Brown, meanwhile, said that Our Scottish Future would argue for a “reformed” United Kingdom, as he called for a change of tactics from the prime minister.

The former Labour leader complained that Johnson’s “muscular unionism” was “at odds with mainstream Scottish opinion”.

Brown complained that the prime minister “ends up asserting Britishness in competition with Scottishness”.

Writing in The Scotsman newspaper, Brown said: “His ‘muscular unionism’ comprises putting up more flags, labelling UK-financed bridges and roads as gifts from the UK, and generally by-passing the Scottish government as if it did not exist.

“Even though he championed it for London itself, he apparently doesn’t believe in devolution for the part of the UK that is furthest away from the centre.

“But it won’t work.

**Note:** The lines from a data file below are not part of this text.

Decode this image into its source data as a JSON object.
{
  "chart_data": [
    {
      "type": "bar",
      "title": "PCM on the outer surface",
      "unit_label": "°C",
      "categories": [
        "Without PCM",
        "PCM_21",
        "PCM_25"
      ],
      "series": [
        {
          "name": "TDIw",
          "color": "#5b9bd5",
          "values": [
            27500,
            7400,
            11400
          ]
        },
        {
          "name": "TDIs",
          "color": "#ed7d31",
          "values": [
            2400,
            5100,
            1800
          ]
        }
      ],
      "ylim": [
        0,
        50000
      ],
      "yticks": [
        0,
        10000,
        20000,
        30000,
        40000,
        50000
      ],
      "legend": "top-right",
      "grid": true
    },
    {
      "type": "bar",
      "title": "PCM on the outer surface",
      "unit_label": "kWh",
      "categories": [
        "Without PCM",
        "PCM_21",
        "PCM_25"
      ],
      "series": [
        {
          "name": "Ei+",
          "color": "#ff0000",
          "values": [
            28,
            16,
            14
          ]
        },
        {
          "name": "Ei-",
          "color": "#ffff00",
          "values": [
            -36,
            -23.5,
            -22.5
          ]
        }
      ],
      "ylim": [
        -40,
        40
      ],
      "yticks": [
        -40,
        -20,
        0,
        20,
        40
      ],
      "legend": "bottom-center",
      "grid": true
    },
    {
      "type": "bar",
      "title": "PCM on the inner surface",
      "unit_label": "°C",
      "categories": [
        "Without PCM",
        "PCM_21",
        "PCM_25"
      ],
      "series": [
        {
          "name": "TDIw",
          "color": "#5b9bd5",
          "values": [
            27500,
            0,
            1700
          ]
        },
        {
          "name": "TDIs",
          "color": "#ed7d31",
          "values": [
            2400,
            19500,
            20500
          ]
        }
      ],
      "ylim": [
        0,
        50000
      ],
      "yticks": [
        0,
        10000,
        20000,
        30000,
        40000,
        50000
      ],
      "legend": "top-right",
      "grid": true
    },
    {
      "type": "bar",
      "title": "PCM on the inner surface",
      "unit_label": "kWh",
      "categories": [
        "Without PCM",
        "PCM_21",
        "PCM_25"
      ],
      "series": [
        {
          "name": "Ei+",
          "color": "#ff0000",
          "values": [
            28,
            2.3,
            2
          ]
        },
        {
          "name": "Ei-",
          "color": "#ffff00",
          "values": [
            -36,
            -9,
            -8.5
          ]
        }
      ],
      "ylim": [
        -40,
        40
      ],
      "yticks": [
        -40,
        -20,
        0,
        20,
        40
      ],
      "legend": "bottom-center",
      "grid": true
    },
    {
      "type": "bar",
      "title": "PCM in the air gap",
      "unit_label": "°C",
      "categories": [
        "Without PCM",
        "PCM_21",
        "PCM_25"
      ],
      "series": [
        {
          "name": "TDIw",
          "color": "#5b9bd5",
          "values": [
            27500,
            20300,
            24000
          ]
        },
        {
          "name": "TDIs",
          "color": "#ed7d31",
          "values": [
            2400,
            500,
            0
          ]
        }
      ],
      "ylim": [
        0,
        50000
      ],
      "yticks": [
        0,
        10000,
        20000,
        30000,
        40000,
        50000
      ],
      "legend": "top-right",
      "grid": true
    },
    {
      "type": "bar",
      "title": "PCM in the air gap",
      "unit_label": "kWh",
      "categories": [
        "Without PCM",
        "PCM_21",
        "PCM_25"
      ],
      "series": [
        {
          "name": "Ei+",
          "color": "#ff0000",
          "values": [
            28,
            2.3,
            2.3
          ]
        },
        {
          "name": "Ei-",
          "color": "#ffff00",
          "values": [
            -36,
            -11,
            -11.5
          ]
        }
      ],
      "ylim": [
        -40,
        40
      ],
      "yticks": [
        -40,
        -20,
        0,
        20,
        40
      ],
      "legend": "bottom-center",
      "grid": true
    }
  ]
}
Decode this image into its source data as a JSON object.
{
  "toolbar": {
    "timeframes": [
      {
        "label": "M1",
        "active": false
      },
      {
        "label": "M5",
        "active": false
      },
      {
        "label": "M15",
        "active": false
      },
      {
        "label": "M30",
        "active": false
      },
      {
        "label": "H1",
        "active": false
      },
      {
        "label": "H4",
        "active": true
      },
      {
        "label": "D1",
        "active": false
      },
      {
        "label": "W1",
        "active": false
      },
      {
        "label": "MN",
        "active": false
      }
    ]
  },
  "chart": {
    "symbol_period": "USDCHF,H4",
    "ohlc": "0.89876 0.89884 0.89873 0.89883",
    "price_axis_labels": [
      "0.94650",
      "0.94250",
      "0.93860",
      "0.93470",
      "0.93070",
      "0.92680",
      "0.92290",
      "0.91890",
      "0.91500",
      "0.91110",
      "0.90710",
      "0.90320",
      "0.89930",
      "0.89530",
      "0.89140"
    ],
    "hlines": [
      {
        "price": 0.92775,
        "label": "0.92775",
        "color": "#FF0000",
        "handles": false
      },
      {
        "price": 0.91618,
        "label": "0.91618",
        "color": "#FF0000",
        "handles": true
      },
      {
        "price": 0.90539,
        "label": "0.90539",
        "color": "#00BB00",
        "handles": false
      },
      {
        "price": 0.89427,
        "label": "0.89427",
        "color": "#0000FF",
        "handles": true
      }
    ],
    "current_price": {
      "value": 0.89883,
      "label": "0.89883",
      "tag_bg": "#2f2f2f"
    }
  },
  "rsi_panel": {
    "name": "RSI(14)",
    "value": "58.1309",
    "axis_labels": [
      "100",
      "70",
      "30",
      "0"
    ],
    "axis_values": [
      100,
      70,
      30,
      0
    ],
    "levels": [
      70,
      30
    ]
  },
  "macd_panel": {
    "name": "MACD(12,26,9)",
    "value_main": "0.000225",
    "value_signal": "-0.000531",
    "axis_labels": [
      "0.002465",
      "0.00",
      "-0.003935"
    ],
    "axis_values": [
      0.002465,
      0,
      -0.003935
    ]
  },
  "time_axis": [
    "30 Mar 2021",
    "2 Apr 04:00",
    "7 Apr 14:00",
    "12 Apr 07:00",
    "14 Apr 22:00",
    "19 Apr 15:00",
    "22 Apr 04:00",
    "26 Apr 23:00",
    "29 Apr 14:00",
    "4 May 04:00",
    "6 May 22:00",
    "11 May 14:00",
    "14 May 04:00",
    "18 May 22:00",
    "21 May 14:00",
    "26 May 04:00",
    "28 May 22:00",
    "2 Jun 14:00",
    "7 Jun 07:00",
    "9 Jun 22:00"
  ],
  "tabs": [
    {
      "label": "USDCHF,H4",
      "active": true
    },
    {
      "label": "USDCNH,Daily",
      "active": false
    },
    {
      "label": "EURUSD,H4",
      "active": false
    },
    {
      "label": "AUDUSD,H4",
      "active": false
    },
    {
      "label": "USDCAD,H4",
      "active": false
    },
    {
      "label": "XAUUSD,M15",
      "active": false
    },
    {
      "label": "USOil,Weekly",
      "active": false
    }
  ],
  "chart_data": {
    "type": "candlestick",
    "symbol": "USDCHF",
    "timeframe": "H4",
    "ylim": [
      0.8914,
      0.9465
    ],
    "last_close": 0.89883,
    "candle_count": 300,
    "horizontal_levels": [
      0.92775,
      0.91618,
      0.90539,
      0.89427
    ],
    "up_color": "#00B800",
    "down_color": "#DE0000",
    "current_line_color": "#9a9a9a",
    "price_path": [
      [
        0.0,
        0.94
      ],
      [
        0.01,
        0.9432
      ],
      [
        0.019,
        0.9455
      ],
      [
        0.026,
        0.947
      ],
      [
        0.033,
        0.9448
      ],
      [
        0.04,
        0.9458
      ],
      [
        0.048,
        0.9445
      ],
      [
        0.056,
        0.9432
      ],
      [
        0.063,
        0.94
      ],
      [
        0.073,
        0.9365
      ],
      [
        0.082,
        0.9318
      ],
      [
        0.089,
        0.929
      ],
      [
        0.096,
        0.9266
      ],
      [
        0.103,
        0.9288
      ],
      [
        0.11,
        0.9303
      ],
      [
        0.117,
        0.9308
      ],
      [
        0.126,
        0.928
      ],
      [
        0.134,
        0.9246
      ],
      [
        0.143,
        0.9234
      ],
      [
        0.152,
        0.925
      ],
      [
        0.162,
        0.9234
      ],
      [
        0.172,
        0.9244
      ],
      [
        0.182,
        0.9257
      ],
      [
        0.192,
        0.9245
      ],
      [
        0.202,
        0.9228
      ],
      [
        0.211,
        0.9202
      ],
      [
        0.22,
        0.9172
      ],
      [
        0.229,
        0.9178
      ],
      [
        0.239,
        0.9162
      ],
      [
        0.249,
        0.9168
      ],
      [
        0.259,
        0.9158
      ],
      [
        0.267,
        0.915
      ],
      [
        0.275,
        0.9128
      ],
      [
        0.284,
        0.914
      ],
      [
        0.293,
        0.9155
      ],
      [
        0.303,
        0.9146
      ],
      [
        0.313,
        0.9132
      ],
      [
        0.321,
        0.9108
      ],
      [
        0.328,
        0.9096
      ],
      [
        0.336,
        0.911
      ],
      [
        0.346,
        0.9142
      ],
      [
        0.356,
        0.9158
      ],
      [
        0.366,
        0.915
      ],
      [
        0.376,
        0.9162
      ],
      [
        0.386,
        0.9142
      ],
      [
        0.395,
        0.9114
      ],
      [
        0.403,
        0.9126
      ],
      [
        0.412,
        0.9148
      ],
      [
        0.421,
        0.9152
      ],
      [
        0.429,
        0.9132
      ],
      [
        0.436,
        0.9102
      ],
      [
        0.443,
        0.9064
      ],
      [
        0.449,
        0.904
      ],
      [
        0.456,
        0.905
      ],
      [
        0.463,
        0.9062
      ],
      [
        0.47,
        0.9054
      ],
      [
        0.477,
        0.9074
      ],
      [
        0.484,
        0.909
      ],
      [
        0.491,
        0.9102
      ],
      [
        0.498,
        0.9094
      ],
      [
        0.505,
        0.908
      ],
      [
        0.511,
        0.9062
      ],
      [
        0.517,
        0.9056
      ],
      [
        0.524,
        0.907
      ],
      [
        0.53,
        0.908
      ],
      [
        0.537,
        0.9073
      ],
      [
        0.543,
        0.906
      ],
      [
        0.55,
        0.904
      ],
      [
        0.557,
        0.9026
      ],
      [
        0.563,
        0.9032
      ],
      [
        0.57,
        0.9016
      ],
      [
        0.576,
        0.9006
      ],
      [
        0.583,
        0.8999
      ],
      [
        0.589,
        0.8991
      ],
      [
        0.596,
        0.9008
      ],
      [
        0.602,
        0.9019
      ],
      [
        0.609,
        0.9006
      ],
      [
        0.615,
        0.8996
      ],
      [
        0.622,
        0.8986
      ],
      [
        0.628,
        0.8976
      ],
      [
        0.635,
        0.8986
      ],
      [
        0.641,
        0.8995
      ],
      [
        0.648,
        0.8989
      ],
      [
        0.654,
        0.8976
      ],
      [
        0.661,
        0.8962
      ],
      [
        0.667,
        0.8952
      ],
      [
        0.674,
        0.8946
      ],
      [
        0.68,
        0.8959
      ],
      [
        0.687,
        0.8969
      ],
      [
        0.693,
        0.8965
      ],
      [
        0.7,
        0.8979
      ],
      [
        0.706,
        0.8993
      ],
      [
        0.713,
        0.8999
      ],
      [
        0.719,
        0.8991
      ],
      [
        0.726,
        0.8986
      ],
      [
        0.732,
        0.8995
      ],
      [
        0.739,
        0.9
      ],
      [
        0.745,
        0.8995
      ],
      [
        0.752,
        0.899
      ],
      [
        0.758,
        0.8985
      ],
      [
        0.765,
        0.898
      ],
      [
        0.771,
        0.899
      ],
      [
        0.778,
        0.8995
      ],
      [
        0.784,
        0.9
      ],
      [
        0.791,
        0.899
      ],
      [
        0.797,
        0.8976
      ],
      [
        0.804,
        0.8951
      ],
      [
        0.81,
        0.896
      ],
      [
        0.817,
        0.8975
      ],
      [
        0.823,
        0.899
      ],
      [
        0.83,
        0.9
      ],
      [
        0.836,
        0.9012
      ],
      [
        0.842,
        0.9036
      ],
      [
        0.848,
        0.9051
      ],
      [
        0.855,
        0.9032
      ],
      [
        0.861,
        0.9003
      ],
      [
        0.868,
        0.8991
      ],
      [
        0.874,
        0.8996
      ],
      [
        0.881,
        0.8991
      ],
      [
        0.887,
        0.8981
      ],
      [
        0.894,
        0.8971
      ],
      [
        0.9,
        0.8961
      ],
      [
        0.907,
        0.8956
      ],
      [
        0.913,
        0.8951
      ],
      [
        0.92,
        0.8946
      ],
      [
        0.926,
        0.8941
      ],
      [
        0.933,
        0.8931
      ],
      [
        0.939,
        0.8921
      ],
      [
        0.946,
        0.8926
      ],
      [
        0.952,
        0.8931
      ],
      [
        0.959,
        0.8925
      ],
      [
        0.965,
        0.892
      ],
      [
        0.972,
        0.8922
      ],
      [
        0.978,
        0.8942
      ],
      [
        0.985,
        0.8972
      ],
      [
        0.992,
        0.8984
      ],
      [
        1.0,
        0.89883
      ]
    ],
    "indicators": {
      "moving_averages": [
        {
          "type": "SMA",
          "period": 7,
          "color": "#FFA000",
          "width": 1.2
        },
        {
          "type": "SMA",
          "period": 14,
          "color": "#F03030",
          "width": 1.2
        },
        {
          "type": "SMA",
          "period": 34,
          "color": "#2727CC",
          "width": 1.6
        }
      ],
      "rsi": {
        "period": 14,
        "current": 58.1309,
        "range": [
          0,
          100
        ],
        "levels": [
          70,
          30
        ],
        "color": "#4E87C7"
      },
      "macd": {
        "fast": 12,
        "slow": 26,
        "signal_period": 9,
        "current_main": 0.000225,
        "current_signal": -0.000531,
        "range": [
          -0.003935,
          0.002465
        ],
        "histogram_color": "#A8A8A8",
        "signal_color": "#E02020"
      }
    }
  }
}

When he said devolution was a disaster, he may have thought he was attacking the SNP. Instead, he ends up at odds with mainstream Scottish opinion.”

Brown said his Our Scottish Future group would target “middle Scotland” – describing this group as the 40% of Scots who were not strongly committed to either the union or independence and who would be critical if there is a second referendum.

Brown said his group would “argue for a reformed UK with a more inclusive centre, a permanent decision-making forum that brings the leaders of the nations and regions together, and for UK resources to back local policies for economic prosperity”.

But he also insisted: “If the prime minister really is to be ‘minister for the union’ rather than just ‘minister for unionists’, he needs to do more than call ad-hoc meetings with the leaders of Wales and Scotland.

“He should now institute a constitutional review, as Keir Starmer has already done, into the whole future of the United Kingdom, specifically asking it to investigate alternatives to nationalism and the status quo.

“And he should immediately call together leaders from the regions and nations, not as a one-off, but in a task-force to tackle our multiple crises. As he must now realise, he has to change if the United Kingdom is to stay together.”